Digital Filmmaking and Community Media Outreach
This class is an accelerated introduction to digital filmmaking for honors students from all majors. Drawing on your diverse academic backgrounds and research interests, you will gain camera, sound and editing skills, and learn how to represent your observations, experiences and point of view through a series of short creative non-fiction projects. Using DSLR cameras and Zoom sound recorders you will learn how to create and interpret sounds and images, and then to edit your work using Adobe Premiere. Class meetings will consist of brief lectures, discussions, lab tutorials, group exercises, screenings, project work, presentations and critiques. Through class critique, you will learn how to process feedback and use it productively to revise and strengthen your work.

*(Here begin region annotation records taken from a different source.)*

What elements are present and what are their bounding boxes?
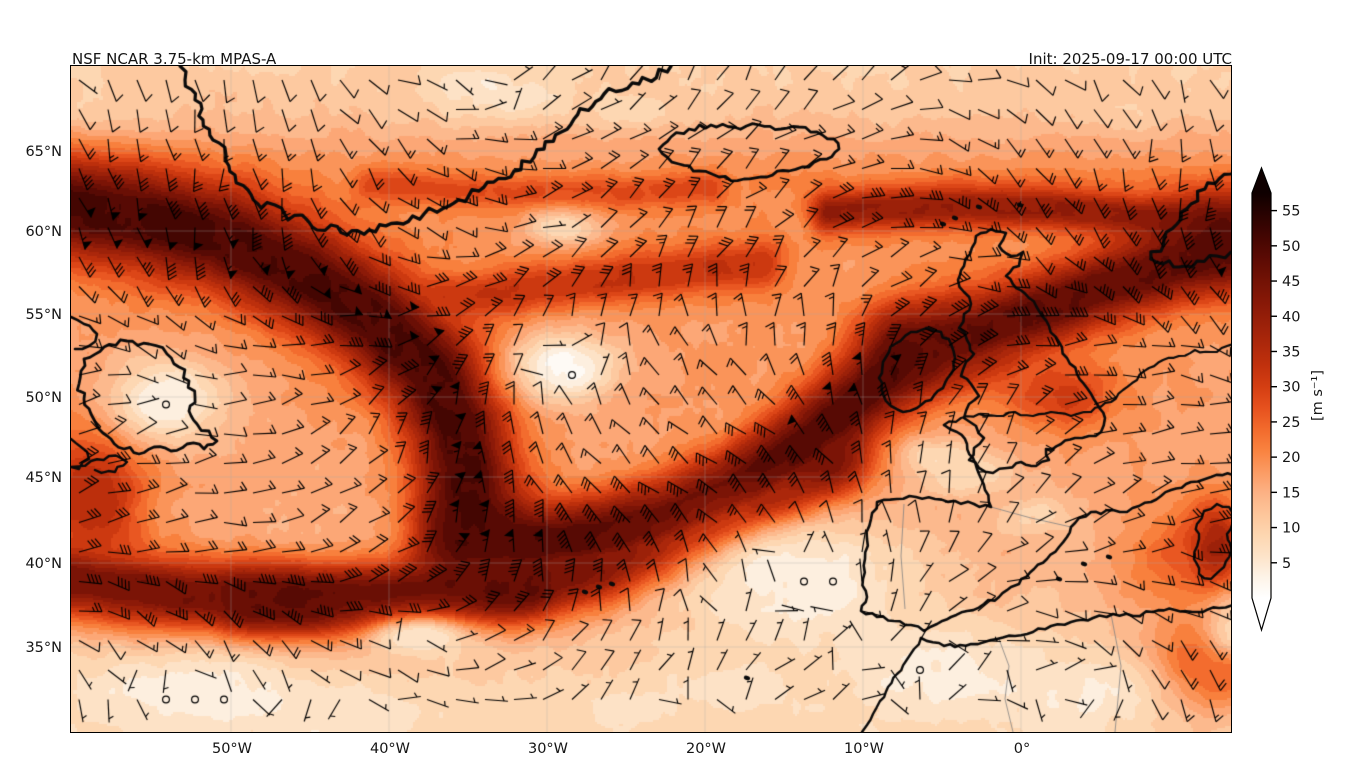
lon-tick-label: 10°W (843, 741, 885, 757)
lon-tick-label: 40°W (369, 741, 411, 757)
colorbar: 5 10 15 20 25 30 35 40 45 50 55 [m s⁻¹] (1251, 166, 1326, 633)
lat-tick-label: 65°N (25, 144, 62, 160)
colorbar-unit-label: [m s⁻¹] (1310, 370, 1326, 421)
colorbar-tick-label: 55 (1282, 204, 1300, 220)
lat-tick-label: 35°N (25, 640, 62, 656)
lon-tick-label: 50°W (211, 741, 253, 757)
colorbar-tick-label: 30 (1282, 380, 1300, 396)
lat-tick-label: 45°N (25, 470, 62, 486)
colorbar-tick-label: 50 (1282, 239, 1300, 255)
colorbar-gradient (1252, 193, 1271, 598)
colorbar-tick-label: 25 (1282, 415, 1300, 431)
colorbar-tick-label: 45 (1282, 274, 1300, 290)
init-time: Init: 2025-09-17 00:00 UTC (1028, 50, 1232, 68)
lon-tick-label: 30°W (527, 741, 569, 757)
shear-map-canvas (71, 66, 1232, 733)
colorbar-tick-label: 5 (1282, 556, 1291, 572)
lon-tick-label: 20°W (685, 741, 727, 757)
map-frame (70, 65, 1233, 734)
colorbar-tick-label: 40 (1282, 309, 1300, 325)
colorbar-tick-label: 15 (1282, 485, 1300, 501)
model-name: NSF NCAR 3.75-km MPAS-A (72, 50, 277, 68)
colorbar-tick-label: 20 (1282, 450, 1300, 466)
colorbar-tick-label: 35 (1282, 344, 1300, 360)
lat-tick-label: 55°N (25, 307, 62, 323)
lat-tick-label: 40°N (25, 556, 62, 572)
lat-tick-label: 50°N (25, 390, 62, 406)
lat-tick-label: 60°N (25, 224, 62, 240)
colorbar-tick-label: 10 (1282, 521, 1300, 537)
lon-tick-label: 0° (1013, 741, 1031, 757)
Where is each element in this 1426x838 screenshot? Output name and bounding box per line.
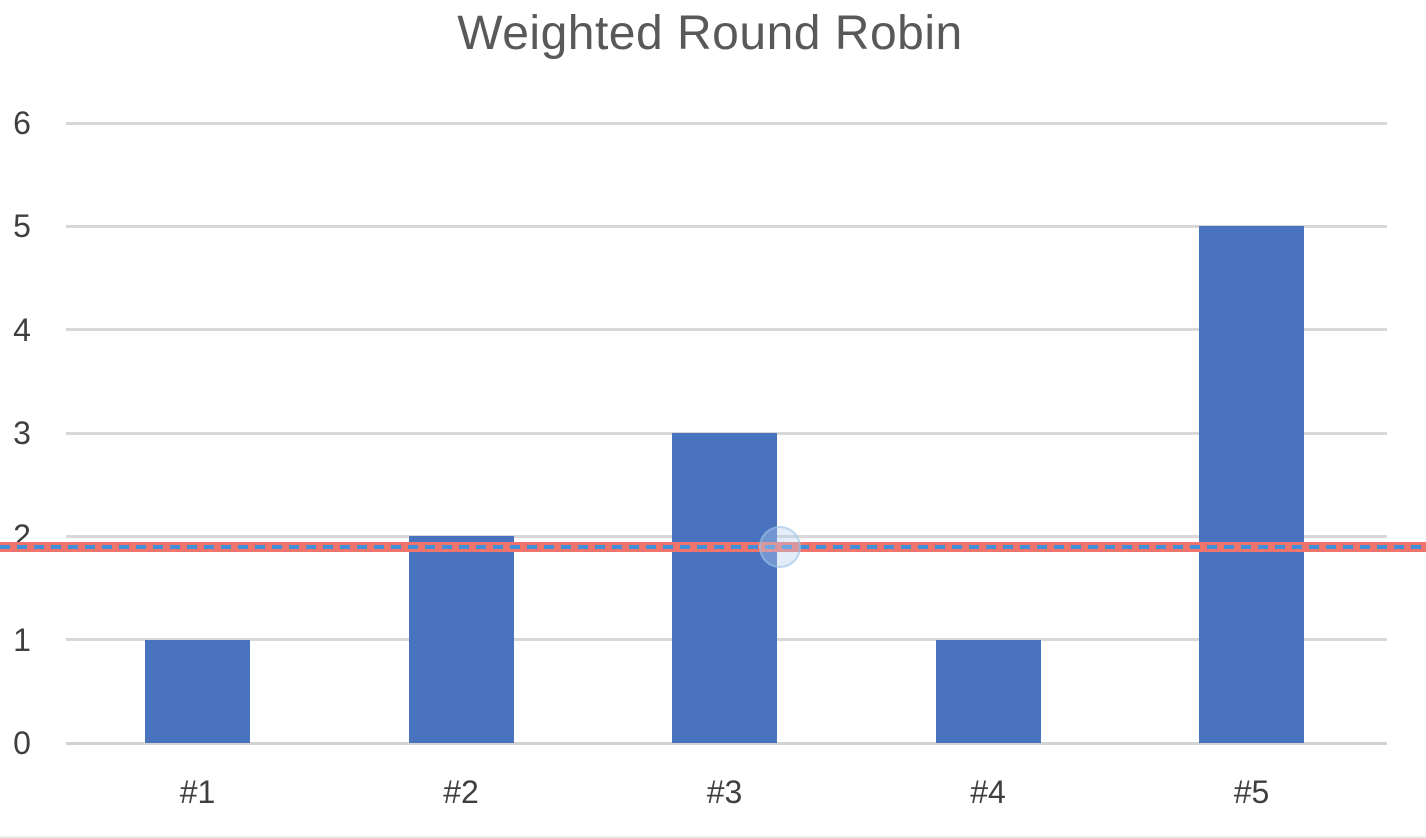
x-axis-category-label: #5	[1233, 774, 1270, 810]
bottom-edge-divider	[0, 836, 1426, 838]
x-axis-category-label: #1	[179, 774, 216, 810]
gridline-y0	[66, 741, 1387, 745]
bar-1	[145, 639, 250, 743]
x-axis-category-label: #2	[443, 774, 479, 810]
y-axis-tick-label: 0	[13, 725, 31, 761]
x-axis-category-label: #3	[706, 774, 743, 810]
reference-line-dashes	[0, 544, 1426, 549]
bar-5	[1199, 226, 1304, 743]
cursor-halo	[759, 525, 801, 568]
chart-title: Weighted Round Robin	[457, 7, 963, 60]
bar-3	[672, 433, 777, 743]
reference-line	[0, 541, 1426, 552]
y-axis-tick-label: 5	[13, 208, 31, 245]
gridline-y6	[66, 121, 1387, 125]
gridline-y5	[66, 224, 1387, 228]
gridline-y4	[66, 328, 1387, 332]
y-axis-tick-label: 3	[13, 415, 31, 451]
bar-4	[935, 639, 1041, 743]
y-axis-tick-label: 6	[13, 105, 31, 141]
x-axis-category-label: #4	[970, 774, 1006, 810]
y-axis-tick-label: 1	[13, 621, 31, 658]
bar-2	[408, 536, 514, 743]
y-axis-tick-label: 4	[13, 311, 31, 348]
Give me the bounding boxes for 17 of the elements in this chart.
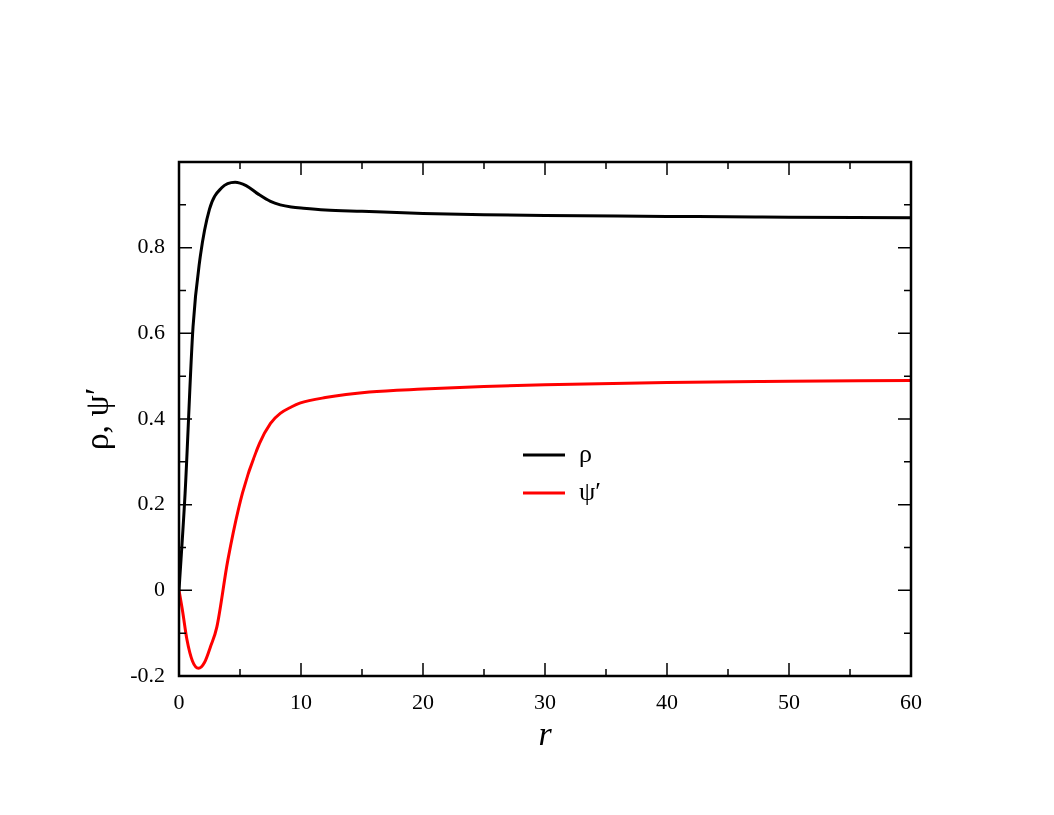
x-tick-label: 20 bbox=[412, 688, 434, 714]
legend-label: ρ bbox=[579, 438, 592, 468]
x-tick-label: 40 bbox=[656, 688, 678, 714]
x-tick-label: 30 bbox=[534, 688, 556, 714]
y-tick-label: 0.4 bbox=[137, 404, 165, 430]
x-tick-label: 0 bbox=[173, 688, 185, 714]
legend-label: ψ′ bbox=[579, 476, 601, 506]
x-tick-label: 10 bbox=[290, 688, 312, 714]
y-tick-label: -0.2 bbox=[130, 661, 165, 687]
y-tick-label: 0.8 bbox=[137, 233, 165, 259]
x-tick-label: 60 bbox=[900, 688, 922, 714]
y-tick-label: 0.2 bbox=[137, 490, 165, 516]
y-axis-title: ρ, ψ′ bbox=[78, 387, 116, 451]
y-tick-label: 0.6 bbox=[137, 319, 165, 345]
y-tick-label: 0 bbox=[154, 576, 165, 602]
x-axis-title: r bbox=[538, 714, 553, 752]
x-tick-label: 50 bbox=[778, 688, 800, 714]
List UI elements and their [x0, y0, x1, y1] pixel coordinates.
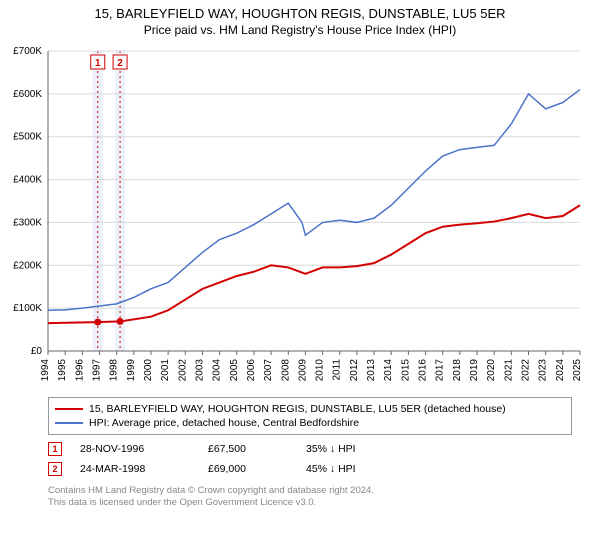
svg-text:2022: 2022 [521, 359, 532, 382]
legend-item: HPI: Average price, detached house, Cent… [55, 416, 565, 430]
svg-text:1997: 1997 [91, 359, 102, 382]
sales-row: 1 28-NOV-1996 £67,500 35% ↓ HPI [48, 439, 572, 459]
svg-text:2018: 2018 [452, 359, 463, 382]
sale-price: £69,000 [208, 463, 288, 475]
svg-text:2024: 2024 [555, 359, 566, 382]
svg-text:1: 1 [95, 58, 101, 69]
svg-text:1998: 1998 [109, 359, 120, 382]
svg-text:2023: 2023 [538, 359, 549, 382]
svg-text:2012: 2012 [349, 359, 360, 382]
chart-area: £0 £100K £200K £300K £400K £500K £600K £700K 199… [0, 41, 600, 391]
legend-label: 15, BARLEYFIELD WAY, HOUGHTON REGIS, DUN… [89, 403, 506, 415]
svg-text:2001: 2001 [160, 359, 171, 382]
svg-text:2: 2 [117, 58, 123, 69]
svg-text:£400K: £400K [13, 175, 42, 186]
footer-line-2: This data is licensed under the Open Gov… [48, 497, 572, 509]
line-chart: £0 £100K £200K £300K £400K £500K £600K £700K 199… [0, 41, 600, 391]
svg-text:2007: 2007 [263, 359, 274, 382]
svg-text:£100K: £100K [13, 303, 42, 314]
footer-attribution: Contains HM Land Registry data © Crown c… [48, 485, 572, 510]
svg-text:£300K: £300K [13, 217, 42, 228]
chart-subtitle: Price paid vs. HM Land Registry's House … [0, 21, 600, 41]
sale-price: £67,500 [208, 443, 288, 455]
sale-date: 24-MAR-1998 [80, 463, 190, 475]
svg-text:1999: 1999 [126, 359, 137, 382]
sale-hpi-delta: 35% ↓ HPI [306, 443, 396, 455]
svg-text:2010: 2010 [315, 359, 326, 382]
svg-text:2014: 2014 [383, 359, 394, 382]
svg-text:£600K: £600K [13, 89, 42, 100]
chart-title: 15, BARLEYFIELD WAY, HOUGHTON REGIS, DUN… [0, 0, 600, 21]
svg-text:2011: 2011 [332, 359, 343, 381]
sale-marker: 1 [48, 442, 62, 456]
svg-text:£700K: £700K [13, 46, 42, 57]
legend: 15, BARLEYFIELD WAY, HOUGHTON REGIS, DUN… [48, 397, 572, 435]
svg-text:2013: 2013 [366, 359, 377, 382]
svg-text:1994: 1994 [40, 359, 51, 382]
sales-row: 2 24-MAR-1998 £69,000 45% ↓ HPI [48, 459, 572, 479]
svg-text:2017: 2017 [435, 359, 446, 382]
svg-text:1996: 1996 [74, 359, 85, 382]
svg-text:2005: 2005 [229, 359, 240, 382]
svg-text:2019: 2019 [469, 359, 480, 382]
svg-text:£200K: £200K [13, 260, 42, 271]
svg-text:£500K: £500K [13, 132, 42, 143]
svg-text:2025: 2025 [572, 359, 583, 382]
svg-text:2006: 2006 [246, 359, 257, 382]
svg-text:2015: 2015 [400, 359, 411, 382]
svg-text:2002: 2002 [177, 359, 188, 382]
sale-hpi-delta: 45% ↓ HPI [306, 463, 396, 475]
svg-text:1995: 1995 [57, 359, 68, 382]
legend-item: 15, BARLEYFIELD WAY, HOUGHTON REGIS, DUN… [55, 402, 565, 416]
svg-text:2004: 2004 [212, 359, 223, 382]
sale-marker: 2 [48, 462, 62, 476]
footer-line-1: Contains HM Land Registry data © Crown c… [48, 485, 572, 497]
svg-text:2009: 2009 [297, 359, 308, 382]
legend-swatch [55, 422, 83, 424]
svg-text:2008: 2008 [280, 359, 291, 382]
svg-text:2003: 2003 [194, 359, 205, 382]
sales-table: 1 28-NOV-1996 £67,500 35% ↓ HPI 2 24-MAR-1998… [48, 439, 572, 479]
svg-text:2021: 2021 [503, 359, 514, 382]
svg-text:£0: £0 [31, 346, 43, 357]
legend-label: HPI: Average price, detached house, Cent… [89, 417, 359, 429]
sale-date: 28-NOV-1996 [80, 443, 190, 455]
svg-text:2016: 2016 [418, 359, 429, 382]
legend-swatch [55, 408, 83, 410]
svg-text:2000: 2000 [143, 359, 154, 382]
svg-text:2020: 2020 [486, 359, 497, 382]
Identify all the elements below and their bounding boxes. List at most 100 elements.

The class also includes a significant community engagement component. After developing technical, aesthetic and rhetorical skills in media storytelling, you will work with a community-based youth enrichment program such as Owl & Panther to mentor K-12 students to tell their own stories through media production. Owl & Panther works with youth from refugee families from Nepal, Iraq and Ethiopia, now settled in Tucson, who have been impacted by torture, trauma and traumatic dislocation. Participating in this project that nurtures creative expression among youth from diverse cultural backgrounds, you will not only sharpen your skills in media production, but also develop teaching/mentoring skills and learn about refugee populations here in Tucson, while contributing to refugee youth’s language learning, acculturation, skill-building in media production, and self-expression.